To prove that the desperate resolution of leaving their country did not originate with the Irish, notwithstanding what some have written to the contrary, it is enough to remark that their expatriation was made a necessary condition of their surrender by the new government. For instance, Lord Clanrickard, according to Matthew O'Connor, "deserted and surrounded, could obtain no terms for the nation, nor indeed for himself and his troops, except with the sad liberty of transportation to any other country in amity with the Commonwealth."

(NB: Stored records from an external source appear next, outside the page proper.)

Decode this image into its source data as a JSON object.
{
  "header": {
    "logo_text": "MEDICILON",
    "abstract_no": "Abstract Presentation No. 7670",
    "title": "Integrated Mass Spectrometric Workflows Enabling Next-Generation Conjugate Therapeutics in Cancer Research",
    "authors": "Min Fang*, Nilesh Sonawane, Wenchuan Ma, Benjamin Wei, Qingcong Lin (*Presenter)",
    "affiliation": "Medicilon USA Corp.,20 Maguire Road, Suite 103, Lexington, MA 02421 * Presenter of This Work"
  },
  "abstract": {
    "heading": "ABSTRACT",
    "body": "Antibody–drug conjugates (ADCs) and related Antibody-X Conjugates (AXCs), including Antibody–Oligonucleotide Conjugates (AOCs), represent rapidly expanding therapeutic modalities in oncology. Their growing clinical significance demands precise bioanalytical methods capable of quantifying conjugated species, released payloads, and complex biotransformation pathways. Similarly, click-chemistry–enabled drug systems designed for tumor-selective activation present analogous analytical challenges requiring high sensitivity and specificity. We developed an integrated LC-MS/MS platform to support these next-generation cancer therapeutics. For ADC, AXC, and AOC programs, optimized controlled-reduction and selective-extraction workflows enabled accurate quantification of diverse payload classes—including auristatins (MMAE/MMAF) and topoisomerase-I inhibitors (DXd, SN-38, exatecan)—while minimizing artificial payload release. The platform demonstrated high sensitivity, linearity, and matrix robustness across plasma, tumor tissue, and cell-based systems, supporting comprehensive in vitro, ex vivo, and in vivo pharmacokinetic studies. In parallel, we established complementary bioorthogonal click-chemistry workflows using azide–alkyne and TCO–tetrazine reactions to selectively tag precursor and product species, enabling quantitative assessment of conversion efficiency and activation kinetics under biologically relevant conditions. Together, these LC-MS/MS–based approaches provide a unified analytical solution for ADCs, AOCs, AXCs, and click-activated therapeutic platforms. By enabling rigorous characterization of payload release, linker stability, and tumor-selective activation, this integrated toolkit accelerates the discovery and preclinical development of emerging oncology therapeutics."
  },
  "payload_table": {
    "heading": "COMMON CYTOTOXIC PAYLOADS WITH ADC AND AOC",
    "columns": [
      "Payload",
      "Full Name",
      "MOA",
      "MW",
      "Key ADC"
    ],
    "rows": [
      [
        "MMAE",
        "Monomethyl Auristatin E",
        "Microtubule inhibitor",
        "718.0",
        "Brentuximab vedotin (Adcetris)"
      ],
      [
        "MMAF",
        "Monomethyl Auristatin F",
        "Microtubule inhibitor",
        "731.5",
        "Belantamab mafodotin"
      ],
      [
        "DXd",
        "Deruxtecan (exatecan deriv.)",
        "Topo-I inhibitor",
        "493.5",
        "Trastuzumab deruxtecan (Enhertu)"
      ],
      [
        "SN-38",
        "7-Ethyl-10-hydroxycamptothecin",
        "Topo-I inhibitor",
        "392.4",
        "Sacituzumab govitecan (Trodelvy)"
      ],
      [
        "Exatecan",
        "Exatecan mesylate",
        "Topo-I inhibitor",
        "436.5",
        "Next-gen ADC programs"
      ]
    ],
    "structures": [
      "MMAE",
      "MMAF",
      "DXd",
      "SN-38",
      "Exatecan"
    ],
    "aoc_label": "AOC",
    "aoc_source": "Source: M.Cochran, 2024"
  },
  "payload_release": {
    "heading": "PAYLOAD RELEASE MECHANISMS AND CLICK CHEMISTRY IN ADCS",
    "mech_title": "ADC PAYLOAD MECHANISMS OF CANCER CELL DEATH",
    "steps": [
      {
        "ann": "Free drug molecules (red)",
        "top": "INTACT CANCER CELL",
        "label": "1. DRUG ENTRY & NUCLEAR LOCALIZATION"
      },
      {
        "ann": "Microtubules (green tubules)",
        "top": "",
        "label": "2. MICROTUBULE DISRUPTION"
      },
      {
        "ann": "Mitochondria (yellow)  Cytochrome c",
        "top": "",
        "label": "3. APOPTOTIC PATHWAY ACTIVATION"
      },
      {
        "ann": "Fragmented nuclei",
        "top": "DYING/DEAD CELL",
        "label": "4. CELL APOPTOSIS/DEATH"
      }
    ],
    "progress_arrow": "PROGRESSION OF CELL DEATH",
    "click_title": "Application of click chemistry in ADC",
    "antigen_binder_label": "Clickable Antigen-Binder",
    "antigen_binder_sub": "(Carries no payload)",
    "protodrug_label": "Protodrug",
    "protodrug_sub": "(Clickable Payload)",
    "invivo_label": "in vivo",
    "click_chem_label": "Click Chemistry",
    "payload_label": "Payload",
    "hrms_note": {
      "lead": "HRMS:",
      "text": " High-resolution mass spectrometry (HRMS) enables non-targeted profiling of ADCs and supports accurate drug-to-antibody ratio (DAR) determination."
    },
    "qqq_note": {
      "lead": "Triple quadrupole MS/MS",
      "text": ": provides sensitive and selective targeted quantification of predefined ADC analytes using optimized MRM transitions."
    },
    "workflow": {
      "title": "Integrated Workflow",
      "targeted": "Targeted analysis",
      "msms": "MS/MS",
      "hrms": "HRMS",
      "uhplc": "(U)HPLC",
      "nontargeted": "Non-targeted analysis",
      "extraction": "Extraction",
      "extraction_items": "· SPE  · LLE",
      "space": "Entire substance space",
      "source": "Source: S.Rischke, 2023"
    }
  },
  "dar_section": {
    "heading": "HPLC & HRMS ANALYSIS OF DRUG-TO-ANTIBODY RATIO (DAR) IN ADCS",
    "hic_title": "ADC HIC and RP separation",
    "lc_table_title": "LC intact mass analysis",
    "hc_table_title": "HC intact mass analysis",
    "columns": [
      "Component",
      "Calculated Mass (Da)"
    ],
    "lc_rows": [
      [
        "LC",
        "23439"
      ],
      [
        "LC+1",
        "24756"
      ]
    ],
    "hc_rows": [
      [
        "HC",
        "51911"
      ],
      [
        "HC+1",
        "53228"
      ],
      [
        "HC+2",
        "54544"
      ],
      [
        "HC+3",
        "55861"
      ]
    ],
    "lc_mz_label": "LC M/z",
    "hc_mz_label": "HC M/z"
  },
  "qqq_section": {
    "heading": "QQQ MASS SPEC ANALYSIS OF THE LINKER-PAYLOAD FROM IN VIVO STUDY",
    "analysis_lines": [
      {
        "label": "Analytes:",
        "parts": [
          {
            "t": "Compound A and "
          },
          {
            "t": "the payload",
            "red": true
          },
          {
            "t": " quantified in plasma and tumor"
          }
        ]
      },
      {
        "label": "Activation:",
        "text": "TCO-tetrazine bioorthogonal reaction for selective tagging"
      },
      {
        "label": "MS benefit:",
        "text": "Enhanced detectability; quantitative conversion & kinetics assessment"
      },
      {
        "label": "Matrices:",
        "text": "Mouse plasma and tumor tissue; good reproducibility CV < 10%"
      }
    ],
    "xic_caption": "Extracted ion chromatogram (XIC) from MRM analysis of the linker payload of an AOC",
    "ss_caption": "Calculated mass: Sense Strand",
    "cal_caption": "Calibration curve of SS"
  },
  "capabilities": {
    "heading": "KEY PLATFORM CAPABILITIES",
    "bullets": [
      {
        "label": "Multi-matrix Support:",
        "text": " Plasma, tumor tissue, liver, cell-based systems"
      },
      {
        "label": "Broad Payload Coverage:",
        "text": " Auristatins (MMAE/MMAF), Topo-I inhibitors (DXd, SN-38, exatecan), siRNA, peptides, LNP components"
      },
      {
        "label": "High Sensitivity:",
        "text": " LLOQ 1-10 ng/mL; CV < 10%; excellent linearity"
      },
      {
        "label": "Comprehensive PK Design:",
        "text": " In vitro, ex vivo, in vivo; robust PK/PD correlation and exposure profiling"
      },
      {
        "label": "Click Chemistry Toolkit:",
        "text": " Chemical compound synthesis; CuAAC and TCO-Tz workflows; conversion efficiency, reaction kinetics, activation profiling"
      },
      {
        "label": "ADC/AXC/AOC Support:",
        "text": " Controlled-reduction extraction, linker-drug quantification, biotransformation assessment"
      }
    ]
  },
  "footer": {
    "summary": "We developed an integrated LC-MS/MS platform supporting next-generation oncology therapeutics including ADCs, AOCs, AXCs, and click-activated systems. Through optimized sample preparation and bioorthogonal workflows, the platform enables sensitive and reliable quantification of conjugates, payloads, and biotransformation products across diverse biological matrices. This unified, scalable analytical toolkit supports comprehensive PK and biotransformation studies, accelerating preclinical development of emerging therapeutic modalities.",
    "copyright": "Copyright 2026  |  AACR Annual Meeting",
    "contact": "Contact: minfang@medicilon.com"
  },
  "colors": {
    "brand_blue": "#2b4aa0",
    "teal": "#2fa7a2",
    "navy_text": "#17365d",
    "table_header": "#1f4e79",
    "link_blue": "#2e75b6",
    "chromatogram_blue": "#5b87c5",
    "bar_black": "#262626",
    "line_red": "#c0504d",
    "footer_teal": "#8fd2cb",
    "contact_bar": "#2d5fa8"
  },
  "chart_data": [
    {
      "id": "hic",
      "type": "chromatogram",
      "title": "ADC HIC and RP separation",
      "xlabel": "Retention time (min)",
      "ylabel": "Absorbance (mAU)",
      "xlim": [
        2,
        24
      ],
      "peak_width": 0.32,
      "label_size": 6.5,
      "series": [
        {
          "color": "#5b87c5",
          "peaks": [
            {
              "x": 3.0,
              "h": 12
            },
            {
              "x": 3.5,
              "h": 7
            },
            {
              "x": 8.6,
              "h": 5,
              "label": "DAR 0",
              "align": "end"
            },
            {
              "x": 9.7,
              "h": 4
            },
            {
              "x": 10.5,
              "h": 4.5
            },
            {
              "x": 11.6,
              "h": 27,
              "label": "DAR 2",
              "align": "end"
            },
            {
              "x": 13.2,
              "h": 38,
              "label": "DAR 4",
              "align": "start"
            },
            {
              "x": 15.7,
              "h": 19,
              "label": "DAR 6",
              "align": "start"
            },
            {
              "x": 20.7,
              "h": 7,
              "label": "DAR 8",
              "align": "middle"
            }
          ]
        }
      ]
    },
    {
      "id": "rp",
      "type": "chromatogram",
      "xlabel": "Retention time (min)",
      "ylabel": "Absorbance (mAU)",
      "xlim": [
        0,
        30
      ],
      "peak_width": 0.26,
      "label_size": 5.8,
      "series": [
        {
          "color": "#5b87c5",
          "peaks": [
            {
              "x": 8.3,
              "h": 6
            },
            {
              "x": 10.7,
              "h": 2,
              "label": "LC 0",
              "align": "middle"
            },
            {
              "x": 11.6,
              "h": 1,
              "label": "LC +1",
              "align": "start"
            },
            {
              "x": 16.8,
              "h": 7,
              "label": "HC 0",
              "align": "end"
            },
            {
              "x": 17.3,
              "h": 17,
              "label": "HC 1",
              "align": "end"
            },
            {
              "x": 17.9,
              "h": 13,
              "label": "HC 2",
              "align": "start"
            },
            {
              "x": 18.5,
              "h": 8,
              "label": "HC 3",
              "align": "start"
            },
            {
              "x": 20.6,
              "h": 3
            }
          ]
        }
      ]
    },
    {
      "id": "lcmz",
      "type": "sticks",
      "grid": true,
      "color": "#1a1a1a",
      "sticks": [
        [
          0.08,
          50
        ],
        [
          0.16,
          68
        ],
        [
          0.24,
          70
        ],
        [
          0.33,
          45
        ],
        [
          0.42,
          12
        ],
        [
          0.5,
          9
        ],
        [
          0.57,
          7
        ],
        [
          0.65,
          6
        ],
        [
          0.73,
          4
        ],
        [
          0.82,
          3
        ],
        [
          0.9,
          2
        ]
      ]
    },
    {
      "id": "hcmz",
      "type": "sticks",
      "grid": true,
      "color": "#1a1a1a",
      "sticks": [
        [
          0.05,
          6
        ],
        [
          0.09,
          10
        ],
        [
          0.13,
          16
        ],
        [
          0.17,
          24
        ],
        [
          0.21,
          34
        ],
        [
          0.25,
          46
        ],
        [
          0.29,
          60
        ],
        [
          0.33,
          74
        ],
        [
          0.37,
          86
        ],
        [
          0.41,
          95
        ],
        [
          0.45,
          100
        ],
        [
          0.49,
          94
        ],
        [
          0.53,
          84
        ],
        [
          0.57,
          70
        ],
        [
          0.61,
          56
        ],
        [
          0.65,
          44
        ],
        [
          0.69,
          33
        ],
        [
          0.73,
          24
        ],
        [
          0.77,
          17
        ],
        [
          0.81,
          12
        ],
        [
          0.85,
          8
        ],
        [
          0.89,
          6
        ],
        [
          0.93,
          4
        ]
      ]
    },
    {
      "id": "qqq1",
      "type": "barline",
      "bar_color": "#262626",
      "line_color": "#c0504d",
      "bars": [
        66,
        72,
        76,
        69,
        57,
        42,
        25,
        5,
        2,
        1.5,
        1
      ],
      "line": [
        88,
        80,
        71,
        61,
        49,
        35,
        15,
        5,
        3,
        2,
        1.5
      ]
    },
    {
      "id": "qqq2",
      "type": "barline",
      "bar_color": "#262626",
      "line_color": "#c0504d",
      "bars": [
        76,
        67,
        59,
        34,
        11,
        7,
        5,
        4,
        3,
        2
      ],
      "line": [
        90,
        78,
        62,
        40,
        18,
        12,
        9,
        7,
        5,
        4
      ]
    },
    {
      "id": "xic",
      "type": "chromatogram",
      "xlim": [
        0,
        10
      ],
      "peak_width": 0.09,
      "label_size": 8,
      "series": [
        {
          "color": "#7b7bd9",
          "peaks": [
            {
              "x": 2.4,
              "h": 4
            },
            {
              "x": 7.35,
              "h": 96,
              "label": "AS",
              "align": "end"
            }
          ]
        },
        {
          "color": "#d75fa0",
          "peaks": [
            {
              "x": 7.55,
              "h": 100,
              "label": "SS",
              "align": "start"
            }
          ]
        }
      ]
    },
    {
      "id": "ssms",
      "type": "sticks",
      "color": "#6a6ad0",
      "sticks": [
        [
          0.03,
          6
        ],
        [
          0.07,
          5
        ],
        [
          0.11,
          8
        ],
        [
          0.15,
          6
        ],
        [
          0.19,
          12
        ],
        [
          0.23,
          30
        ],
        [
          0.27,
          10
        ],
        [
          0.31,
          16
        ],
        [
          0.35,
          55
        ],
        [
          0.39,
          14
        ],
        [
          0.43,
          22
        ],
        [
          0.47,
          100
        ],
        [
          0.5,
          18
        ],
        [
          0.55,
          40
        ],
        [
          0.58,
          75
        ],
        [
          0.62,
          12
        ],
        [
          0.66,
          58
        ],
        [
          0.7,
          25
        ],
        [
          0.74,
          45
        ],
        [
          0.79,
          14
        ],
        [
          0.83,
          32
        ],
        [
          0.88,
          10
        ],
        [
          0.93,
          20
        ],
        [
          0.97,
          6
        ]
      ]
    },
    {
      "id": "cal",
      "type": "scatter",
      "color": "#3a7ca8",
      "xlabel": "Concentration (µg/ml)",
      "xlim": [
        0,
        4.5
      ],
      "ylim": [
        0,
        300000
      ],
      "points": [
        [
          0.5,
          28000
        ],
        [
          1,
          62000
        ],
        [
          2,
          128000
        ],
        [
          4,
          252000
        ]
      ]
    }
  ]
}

To prove, if necessary, still further that the expatriation of the Irish troops was part of a scheme already resolved upon, it is enough to remember the indisputable fact that from the surrender at Kilkenny in 1652, until the open announcement in the September of 1653, that the Parliament had assigned Connaught for the dwelling-place of the Irish nation, whither they were to be "transplanted" before the 1st of May, 1654, the various garrisons and small armies which had fought so gallantly for Ireland and the Stuarts were successively urged (and urged by Cromwell meant compelled) to leave the country; and it was only when the last of the Irish regiments had departed that the doom of the nation was boldly and clearly announced.
But these forced exiles were not restricted to the warrior class. "The Lord Protector," says Prendergast, "applied to the Lord Henry Cromwell, then major-general of the forces of Ireland, to engage soldiers . . . . and to secure a thousand young Irish girls to be shipped to Jamaica. Henry Cromwell answered that there would be no difficulty, only that force must be used in taking them; and he suggested the addition of fifteen hundred or two thousand boys of from twelve to fourteen years of age. . . . The numbers finally fixed were one thousand boys and one thousand girls."
The total number of children disposed of in the same way, from 1652 to 1655, has been variously estimated at from twenty thousand to one hundred thousand. The British Government at last was compelled to interfere and put a stop to the infamous traffic, when, the mere Irish proving too scarce, the agents were not sufficiently discriminating in their choice, but shipped off English children also to the Tobacco Islands.
At last the island was left utterly without defenders, and sufficiently depopulated. It is calculated that, when the last great measure was announced and put into execution, only half a million of Irish people remained in the country, the rest of the resident population being composed of the Scotch and English, introduced by James I., and the soldiers and adventurers let in by Cromwell.
The main features of the celebrated "act of settlement" are known to all. It was an act intended to dispose quietly of half a million human beings, destined certainly in the minds of its projectors to disappear in due time, without any great violence— to die off —and leave the whole island in the possession of the "godly."
Connaught is famed as being the wildest and most barren province of Ireland. At the best, it can support but a scanty population. At this time it had been completely devastated by a ten years' war and by the excesses of the parliamentary forces. This province then was mercifully granted to the unhappy Irish race; it was set apart as a paradise for the wretched remnant to dwell in all Connaught, except a strip four miles wide along the sea, and a like strip along the right bank of the Shannon. This latter judicious provision was undoubtedly intended to prevent them from dwelling by the ocean, whence they might derive subsistence or assistance, or means of escape in the event of their ever rising again; and, on the other hand, from crossing the Shannon, on the east side of which their homes might still be seen. This cordon of four miles' width was drawn all around what was the Irish nation, and filled with the fiercest zealots of the "army of the Lord" to keep guard over the devoted victims.
Surely the doom of the race was at last sealed!
But let all justice be done to the Protector. The act was to the effect that, on the first day of May, 1654, all who, throughout the war, had not displayed a constant good affection to the Parliament of England in opposition to Charles I., were to be removed with their families and servants to the wilds of a poor and desolated province, where certain lands were to be given them in return for their own estates. But, who of the Irish could prove that they had displayed a "constant good affection" to the English Parliament during a ten years' war? The act was nothing less than a proscription of the whole nation. The English of the Pale were included among the old natives, and even a few Protestant royalists, who had taken of the cause of the fallen Stuarts. The only exception made was in favor of "husbandmen, ploughmen, laborers, artificers, and others of the inferior sort." The English and Scotch—constituted by this act of settlement lords and masters of the three richest provinces of Ireland— could not condescend to till the soil with their own hands and attend to the mechanical arts required in civil society. Those duties were reserved for the Irish poor. It was hoped that, deprived of their nobility and clergy, they might be turned to any account by their new masters, and either become good Protestants or perish as slaves. Herein mentita est iniquitas sibi.
The heart-rending details of this outrage on humanity may be seen in Mr. Prendergast's "Cromwellian Settlement." There all who read may form some idea of the extent of Ireland's misfortunes.